Berakhot, chapitre 9, michna 1. Ce chapitre traite d'une série de berachot diverses, et la première michna commence par les berachot que l'on récite sur des lieux.
Berachah sur un lieu où des miracles se sont produits :
Celui qui voit un lieu où des miracles se sont produits pour l'ensemble d'Israël, et de même celui qui connaît ces lieux, comme l'endroit où la mer des Joncs s'est fendue ou l'endroit où l'on a traversé le Jourdain, récite : "chéassa nissim laavoténou bamakom hazé" - qui a fait des miracles pour nos ancêtres en ce lieu.

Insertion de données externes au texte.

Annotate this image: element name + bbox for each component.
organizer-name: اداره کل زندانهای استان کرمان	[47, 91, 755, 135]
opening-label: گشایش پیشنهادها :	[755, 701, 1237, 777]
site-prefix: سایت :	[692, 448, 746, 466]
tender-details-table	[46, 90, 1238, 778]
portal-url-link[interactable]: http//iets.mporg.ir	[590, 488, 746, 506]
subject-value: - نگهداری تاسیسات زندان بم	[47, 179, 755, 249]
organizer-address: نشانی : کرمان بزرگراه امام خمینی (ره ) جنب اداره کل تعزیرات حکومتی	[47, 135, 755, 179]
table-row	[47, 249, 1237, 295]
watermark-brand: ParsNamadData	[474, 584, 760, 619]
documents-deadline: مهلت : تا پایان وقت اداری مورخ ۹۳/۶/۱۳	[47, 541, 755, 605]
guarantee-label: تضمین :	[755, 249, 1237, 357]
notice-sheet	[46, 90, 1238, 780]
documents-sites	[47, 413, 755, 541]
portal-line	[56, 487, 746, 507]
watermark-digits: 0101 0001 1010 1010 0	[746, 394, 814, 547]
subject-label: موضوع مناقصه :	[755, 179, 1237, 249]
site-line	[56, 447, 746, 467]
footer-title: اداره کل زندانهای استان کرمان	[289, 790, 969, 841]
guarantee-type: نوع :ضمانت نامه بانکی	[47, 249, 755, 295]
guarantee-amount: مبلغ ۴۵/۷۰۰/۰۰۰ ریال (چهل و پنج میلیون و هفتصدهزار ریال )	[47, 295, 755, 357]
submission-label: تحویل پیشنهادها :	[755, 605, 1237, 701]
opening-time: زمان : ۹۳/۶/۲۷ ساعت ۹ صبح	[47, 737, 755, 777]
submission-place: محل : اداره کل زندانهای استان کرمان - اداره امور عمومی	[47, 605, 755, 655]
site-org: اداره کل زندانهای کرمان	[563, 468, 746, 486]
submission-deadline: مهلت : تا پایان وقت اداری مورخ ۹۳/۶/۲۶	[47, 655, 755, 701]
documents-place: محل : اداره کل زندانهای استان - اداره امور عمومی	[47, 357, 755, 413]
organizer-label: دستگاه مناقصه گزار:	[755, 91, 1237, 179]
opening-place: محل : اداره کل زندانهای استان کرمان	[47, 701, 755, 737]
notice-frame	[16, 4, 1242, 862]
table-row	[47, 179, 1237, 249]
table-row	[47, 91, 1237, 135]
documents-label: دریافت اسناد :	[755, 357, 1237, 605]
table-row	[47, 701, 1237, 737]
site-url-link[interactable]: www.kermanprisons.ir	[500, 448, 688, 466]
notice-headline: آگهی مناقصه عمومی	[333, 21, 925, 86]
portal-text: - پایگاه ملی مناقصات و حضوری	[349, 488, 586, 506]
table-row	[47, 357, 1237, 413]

Berachah sur un lieu d'où l'idolâtrie a été déracinée :
Ici, la michna change de direction et fixe un texte de berachah distinct et différent, récité avec le Nom et la royauté, dans lequel on distingue entre la terre d'Israël et l'étranger :
En terre d'Israël : "baroukh... chéakar avodah zarah méartsénou" - béni... qui a déraciné l'idolâtrie de notre terre. La Guemara rapporte une baraïta qui ajoute à ce texte : "de même qu'elle a été déracinée de ce lieu, qu'elle soit déracinée de tout l'ensemble d'Israël, et qu'Il ramène le cœur des idolâtres à Le servir".

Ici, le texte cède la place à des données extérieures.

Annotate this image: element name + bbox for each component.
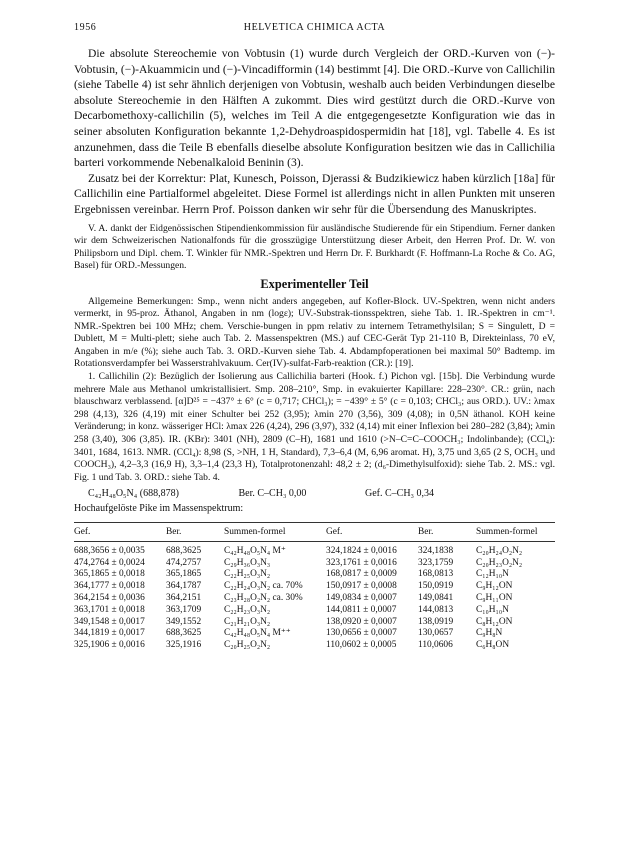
table-cell: 144,0811 ± 0,0007 bbox=[326, 604, 397, 615]
table-cell: C₂₀H₂₄O₂N₂ bbox=[476, 545, 523, 556]
table-row bbox=[74, 593, 555, 605]
table-cell: 138,0920 ± 0,0007 bbox=[326, 616, 397, 627]
page-header bbox=[74, 22, 555, 36]
general-remarks: Allgemeine Bemerkungen: Smp., wenn nicht anders angegeben, auf Kofler-Block. UV.-Spektren, wenn nicht anders vermerkt, in 95-proz. Äthanol, Angaben in nm (logε); UV.-Substrak-tionsspektren, siehe Tab. 1. IR.-Spektren in cm⁻¹. NMR.-Spektren bei 100 MHz; chem. Verschie-bungen in ppm relativ zu internem Tetramethylsilan; S = Singulett, D = Dublett, M = Multi-plett; siehe auch Tab. 2. Massenspektren (MS.) auf CEC-Gerät Typ 21-110 B, Direkteinlass, 70 eV, Angaben in m/e (%); siehe auch Tab. 3. ORD.-Kurven siehe Tab. 4. Abdampfoperationen bei maximal 50° Badtemp. im Rotationsverdampfer bei Wasserstrahlvakuum. Cer(IV)-sulfat-Farb-reaktion (CR.): [19]. bbox=[74, 295, 555, 370]
table-cell: 150,0917 ± 0,0008 bbox=[326, 581, 397, 592]
molecular-formula: C₄₂H₄₈O₅N₄ (688,878) bbox=[88, 488, 179, 500]
table-cell: 130,0657 bbox=[418, 628, 454, 639]
table-cell: 688,3625 bbox=[166, 628, 202, 639]
paragraph-stereochemistry: Die absolute Stereochemie von Vobtusin (1) wurde durch Vergleich der ORD.-Kurven von (−)-Vobtusin, (−)-Akuammicin und (−)-Vincadifformin (14) bestimmt [4]. Die ORD.-Kurve von Callichilin (siehe Tabelle 4) ist sehr ähnlich derjenigen von Vobtusin, weshalb auch beiden Verbindungen dieselbe absolute Stereochemie in den Hälften A zukommt. Dies wird gestützt durch die ORD.-Kurve von Decarbomethoxy-callichilin (5), welches im Teil A die entgegengesetzte Konfiguration wie das in seiner absoluten Konfiguration bekannte 1,2-Dehydroaspidospermidin hat [18], vgl. Tabelle 4. Es ist anzunehmen, dass die Teile B ebenfalls dieselbe absolute Konfiguration besitzen wie das in Callichilia barteri vorkommende Nebenalkaloid Beninin (3). bbox=[74, 47, 555, 170]
table-header-row bbox=[74, 527, 555, 541]
article-body bbox=[74, 46, 555, 652]
found-value: Gef. C–CH₃ 0,34 bbox=[365, 488, 435, 500]
table-row bbox=[74, 605, 555, 617]
table-cell: C₉H₁₂ON bbox=[476, 581, 513, 592]
table-cell: C₂₃H₂₈O₂N₂ ca. 30% bbox=[224, 592, 303, 603]
table-cell: C₂₂H₂₅O₃N₂ bbox=[224, 569, 271, 580]
ms-table-title: Hochaufgelöste Pike im Massenspektrum: bbox=[74, 503, 244, 515]
table-cell: C₂₀H₂₅O₂N₂ bbox=[224, 640, 271, 651]
table-cell: 324,1838 bbox=[418, 545, 454, 556]
table-cell: 168,0817 ± 0,0009 bbox=[326, 569, 397, 580]
table-cell: 150,0919 bbox=[418, 581, 454, 592]
table-cell: 365,1865 ± 0,0018 bbox=[74, 569, 145, 580]
table-cell: 363,1709 bbox=[166, 604, 202, 615]
table-cell: C₂₁H₂₁O₃N₂ bbox=[224, 616, 271, 627]
table-cell: C₂₉H₃₆O₃N₃ bbox=[224, 557, 271, 568]
table-cell: 149,0841 bbox=[418, 592, 454, 603]
table-cell: 344,1819 ± 0,0017 bbox=[74, 628, 145, 639]
table-cell: C₄₂H₄₈O₅N₄ M⁺ bbox=[224, 545, 286, 556]
table-cell: 323,1759 bbox=[418, 557, 454, 568]
table-cell: C₉H₈N bbox=[476, 628, 503, 639]
table-cell: C₁₀H₁₀N bbox=[476, 604, 509, 615]
col-header-formula-2: Summen-formel bbox=[476, 527, 538, 537]
table-cell: 130,0656 ± 0,0007 bbox=[326, 628, 397, 639]
formula-line bbox=[74, 487, 555, 500]
table-cell: 323,1761 ± 0,0016 bbox=[326, 557, 397, 568]
table-cell: 138,0919 bbox=[418, 616, 454, 627]
table-cell: C₂₀H₂₃O₂N₂ bbox=[476, 557, 523, 568]
callichilin-description: 1. Callichilin (2): Bezüglich der Isolierung aus Callichilia barteri (Hook. f.) Pichon vgl. [15b]. Die Verbindung wurde mehrere Male aus Methanol umkristallisiert. Smp. 208–210°, Smp. in evakuierter Kapillare: 228–230°. CR.: grün, nach blauschwarz verblassend. [α]D²⁵ = −437° ± 6° (c = 0,717; CHCl₃); = −439° ± 5° (c = 0,103; CHCl₃; aus ORD.). UV.: λmax 298 (4,13), 326 (4,19) mit einer Schulter bei 252 (3,95); λmin 270 (3,56), 309 (4,08); in 0,5N äthanol. KOH keine Veränderung; in konz. wässeriger HCl: λmax 226 (4,24), 296 (3,97), 332 (4,14) mit einer Inflexion bei 280–282 (3,84); λmin 258 (3,40), 306 (3,85). IR. (KBr): 3401 (NH), 2809 (C–H), 1681 und 1610 (>N–C=C–COOCH₃; Indolinbande); (CCl₄): 3401, 1684, 1613. NMR. (CCl₄): 8,98 (S, >NH, 1 H, Standard), 7,3–6,4 (M, 6,96 aromat. H), 3,75 und 3,65 (2 S, OCH₃ und COOCH₃), 4,2–3,3 (16,9 H), 3,3–1,4 (23,3 H), Totalprotonenzahl: 48,2 ± 2; (d₆-Dimethylsulfoxid): siehe Tab. 2. MS.: vgl. Fig. 1 und Tab. 3. ORD.: siehe Tab. 4. bbox=[74, 371, 555, 483]
table-row bbox=[74, 546, 555, 558]
table-cell: C₉H₁₁ON bbox=[476, 592, 513, 603]
table-cell: C₈H₁₂ON bbox=[476, 616, 513, 627]
mass-spectrum-table bbox=[74, 522, 555, 652]
table-cell: 688,3656 ± 0,0035 bbox=[74, 545, 145, 556]
calculated-value: Ber. C–CH₃ 0,00 bbox=[238, 488, 307, 500]
table-cell: 110,0602 ± 0,0005 bbox=[326, 640, 397, 651]
table-cell: 688,3625 bbox=[166, 545, 202, 556]
table-cell: 364,2154 ± 0,0036 bbox=[74, 592, 145, 603]
table-row bbox=[74, 617, 555, 629]
table-cell: 349,1548 ± 0,0017 bbox=[74, 616, 145, 627]
col-header-formula: Summen-formel bbox=[224, 527, 286, 537]
table-cell: C₄₂H₄₈O₅N₄ M⁺⁺ bbox=[224, 628, 291, 639]
table-cell: 144,0813 bbox=[418, 604, 454, 615]
table-cell: 474,2764 ± 0,0024 bbox=[74, 557, 145, 568]
acknowledgement: V. A. dankt der Eidgenössischen Stipendienkommission für ausländische Studierende für ein Stipendium. Ferner danken wir dem Schweizerischen Nationalfonds für die grosszügige Unterstützung dieser Arbeit, den Herren Prof. Dr. W. von Philipsborn und Dipl. chem. T. Winkler für NMR.-Spektren und Herrn Dr. F. Burkhardt (F. Hoffmann-La Roche & Co. AG, Basel) für ORD.-Messungen. bbox=[74, 222, 555, 272]
section-title: Experimenteller Teil bbox=[260, 276, 369, 291]
table-row bbox=[74, 581, 555, 593]
table-cell: C₂₂H₂₃O₃N₂ bbox=[224, 604, 271, 615]
table-cell: 149,0834 ± 0,0007 bbox=[326, 592, 397, 603]
table-cell: 349,1552 bbox=[166, 616, 202, 627]
table-cell: 364,2151 bbox=[166, 592, 202, 603]
table-cell: 110,0606 bbox=[418, 640, 453, 651]
journal-title: HELVETICA CHIMICA ACTA bbox=[243, 22, 386, 33]
table-cell: 325,1906 ± 0,0016 bbox=[74, 640, 145, 651]
table-row bbox=[74, 569, 555, 581]
paragraph-correction-note: Zusatz bei der Korrektur: Plat, Kunesch, Poisson, Djerassi & Budzikiewicz haben kürzlich [18a] für Callichilin eine Partialformel abgeleitet. Diese Formel ist allerdings nicht in allen Punkten mit unseren Ergebnissen vereinbar. Herrn Prof. Poisson danken wir sehr für die Übersendung des Manuskriptes. bbox=[74, 171, 555, 216]
table-row bbox=[74, 558, 555, 570]
table-cell: 365,1865 bbox=[166, 569, 202, 580]
table-cell: C₆H₈ON bbox=[476, 640, 510, 651]
table-cell: 474,2757 bbox=[166, 557, 202, 568]
col-header-gef: Gef. bbox=[74, 527, 91, 537]
table-body bbox=[74, 546, 555, 652]
table-cell: 364,1777 ± 0,0018 bbox=[74, 581, 145, 592]
table-cell: 324,1824 ± 0,0016 bbox=[326, 545, 397, 556]
table-cell: 325,1916 bbox=[166, 640, 202, 651]
col-header-ber-2: Ber. bbox=[418, 527, 434, 537]
table-cell: 363,1701 ± 0,0018 bbox=[74, 604, 145, 615]
table-cell: C₂₂H₂₄O₃N₂ ca. 70% bbox=[224, 581, 303, 592]
page-number: 1956 bbox=[74, 22, 97, 33]
col-header-gef-2: Gef. bbox=[326, 527, 343, 537]
table-cell: C₁₂H₁₀N bbox=[476, 569, 509, 580]
table-cell: 364,1787 bbox=[166, 581, 202, 592]
table-row bbox=[74, 628, 555, 640]
table-row bbox=[74, 640, 555, 652]
table-cell: 168,0813 bbox=[418, 569, 454, 580]
col-header-ber: Ber. bbox=[166, 527, 182, 537]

À l'étranger : "chéakar avodah zarah min hamakom hazé" - qui a déraciné l'idolâtrie de ce lieu, et l'on poursuit dans les mêmes termes : "de même qu'elle a été déracinée de ce lieu, qu'elle soit déracinée de tous les lieux, et que Tu ramènes le cœur de ceux qui l'ont servie au service de Hachem".

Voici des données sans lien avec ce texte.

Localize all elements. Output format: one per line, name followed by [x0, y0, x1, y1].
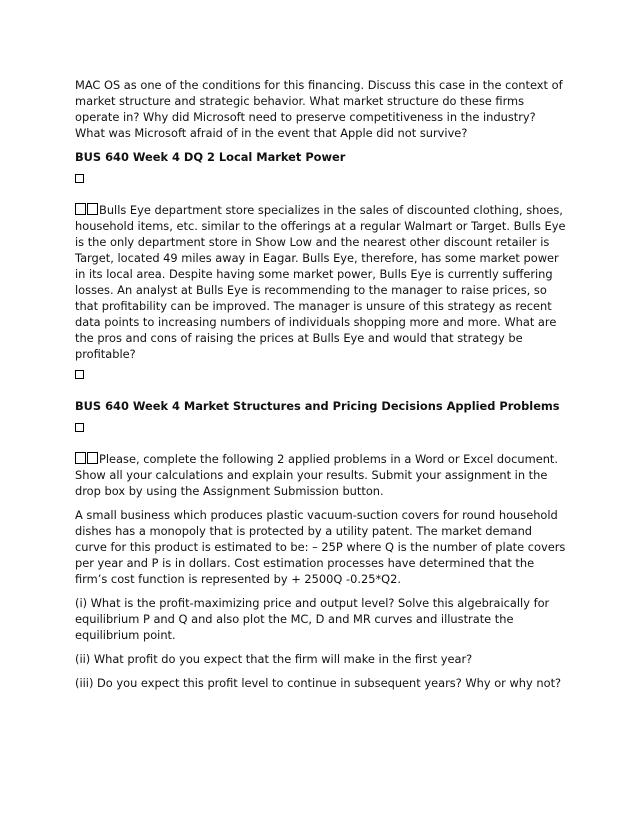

En résumé : dans cette michna, nous avons appris deux berachot que l'on récite sur des lieux : la berachah sur un lieu où des miracles se sont produits pour Israël - "chéassa nissim laavoténou bamakom hazé" ; et la berachah sur un lieu d'où l'idolâtrie a été déracinée, récitée avec le Nom et la royauté, dont le texte varie entre la terre d'Israël ("méartsénou") et l'étranger ("min hamakom hazé"), avec l'ajout de la baraïta qui demande que l'idolâtrie soit déracinée de tous les lieux et que le cœur de ceux qui la servent soit ramené au service de Hachem.